How can I record and play WAVE files under Windows?

If all you want to do is play a WAVE file, use the Win32 function PlaySound(). If you're writing for 16-bit Windows, use sndPlaySound() instead. You can use either of these functions without knowing anything about the internal format of the file.

To give your users a little more control over pausing, stopping, and rewinding longer WAVE files, use the MCI functions or an MCI control provided by your programming language. You can also record audio using MCI.

For more precise control than the MCI functions provide, you'll need to either use the Microsoft Win32 Multimedia API (which should be documented with whatever programming language you're using), or find a commercial or shareware library for your language that does. If you find one you like, please let me know so I can list it here, since I'm often asked for advice on this!

I really need frequency (or pitch) information from the WAVE file.
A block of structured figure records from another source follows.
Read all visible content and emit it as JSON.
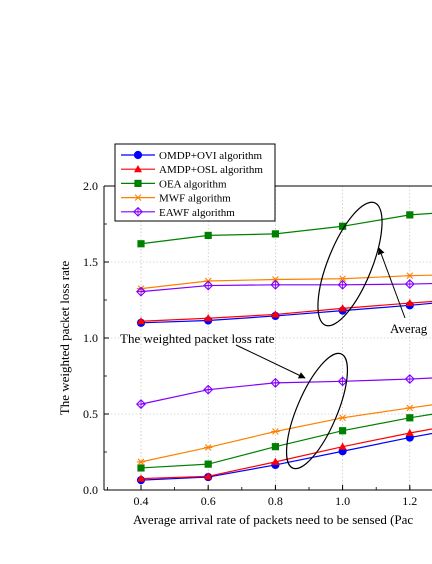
{
  "chart_data": {
    "type": "line",
    "title": "",
    "xlabel": "Average arrival rate of  packets need to be sensed (Pac",
    "ylabel": "The weighted packet loss rate",
    "xlim": [
      0.3,
      1.3
    ],
    "ylim": [
      0.0,
      2.0
    ],
    "x_ticks": [
      "0.4",
      "0.6",
      "0.8",
      "1.0",
      "1.2"
    ],
    "y_ticks": [
      "0.0",
      "0.5",
      "1.0",
      "1.5",
      "2.0"
    ],
    "grid": true,
    "legend_position": "top-left, above plot",
    "annotations": [
      {
        "id": "avg",
        "text": "Averag"
      },
      {
        "id": "weighted",
        "text": "The weighted packet loss rate"
      }
    ],
    "x": [
      0.4,
      0.6,
      0.8,
      1.0,
      1.2,
      1.3
    ],
    "series": [
      {
        "name": "OMDP+OVI algorithm",
        "group": "average",
        "color": "#0000ff",
        "marker": "circle",
        "values": [
          1.1,
          1.115,
          1.145,
          1.18,
          1.215,
          1.235
        ]
      },
      {
        "name": "AMDP+OSL algorithm",
        "group": "average",
        "color": "#ff0000",
        "marker": "triangle",
        "values": [
          1.11,
          1.13,
          1.155,
          1.195,
          1.23,
          1.245
        ]
      },
      {
        "name": "OEA algorithm",
        "group": "average",
        "color": "#008000",
        "marker": "square",
        "values": [
          1.62,
          1.675,
          1.685,
          1.735,
          1.81,
          1.825
        ]
      },
      {
        "name": "MWF algorithm",
        "group": "average",
        "color": "#ff8000",
        "marker": "asterisk",
        "values": [
          1.325,
          1.375,
          1.385,
          1.39,
          1.41,
          1.415
        ]
      },
      {
        "name": "EAWF algorithm",
        "group": "average",
        "color": "#8000ff",
        "marker": "diamond",
        "values": [
          1.305,
          1.345,
          1.35,
          1.35,
          1.355,
          1.36
        ]
      },
      {
        "name": "OMDP+OVI algorithm",
        "group": "weighted",
        "color": "#0000ff",
        "marker": "circle",
        "values": [
          0.065,
          0.085,
          0.165,
          0.255,
          0.345,
          0.385
        ]
      },
      {
        "name": "AMDP+OSL algorithm",
        "group": "weighted",
        "color": "#ff0000",
        "marker": "triangle",
        "values": [
          0.075,
          0.09,
          0.185,
          0.285,
          0.375,
          0.415
        ]
      },
      {
        "name": "OEA algorithm",
        "group": "weighted",
        "color": "#008000",
        "marker": "square",
        "values": [
          0.145,
          0.17,
          0.285,
          0.39,
          0.475,
          0.51
        ]
      },
      {
        "name": "MWF algorithm",
        "group": "weighted",
        "color": "#ff8000",
        "marker": "asterisk",
        "values": [
          0.185,
          0.28,
          0.385,
          0.475,
          0.54,
          0.57
        ]
      },
      {
        "name": "EAWF algorithm",
        "group": "weighted",
        "color": "#8000ff",
        "marker": "diamond",
        "values": [
          0.565,
          0.66,
          0.705,
          0.715,
          0.73,
          0.74
        ]
      }
    ]
  }
}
How do I get it?

One way is to use a Fast Fourier Transform. Other ways involve doing things like examining statistical correlations between samples at different offsets, to determine the full wavelength at a given timepoint. It's hairy stuff.

For more references, try the following links:

Links for more information


The Canonical WAVE File Format

The canonical WAVE format starts with the RIFF header:

Offset Length Contents
0 4 bytes 'RIFF'
4 4 bytes file length - 8, the '8' is the length of the first two entries. i.e., the number of bytes that follow in the file.
8 4 bytes 'WAVE'
Next, the fmt chunk describes the sample format:
12 4 bytes 'fmt '
16 4 bytes 0x00000010, length of the fmt data (16 bytes)
20 2 bytes 0x0001, format tag: 1 = PCM
22 2 bytes channels, channels: 1 = mono, 2 = stereo
24 4 bytes sample rate, samples per second e.g., 44100
28 4 bytes bytes per second, sample rate * block align
32 2 bytes block align, channels * bits per sample / 8
34 2 bytes bits per sample, 8 or 16
Finally, the data chunk contains the sample data:
36 4 bytes 'data'
40 4 bytes length of the data block
44 X bytes sample data

The sample data must end on an even byte boundary. All numeric data fields are in the Intel format of low-high byte ordering. 8-bit samples are stored as unsigned bytes, ranging from 0 to 255. 16-bit samples are stored as 2's-complement signed integers, ranging from -32768 to 32767.

For multi-channel data, samples are interleaved between channels, like this:

sample 0 for channel 0
sample 0 for channel 1
sample 1 for channel 0
sample 1 for channel 1
...

For stereo audio, channel 0 is the left channel and channel 1 is the right.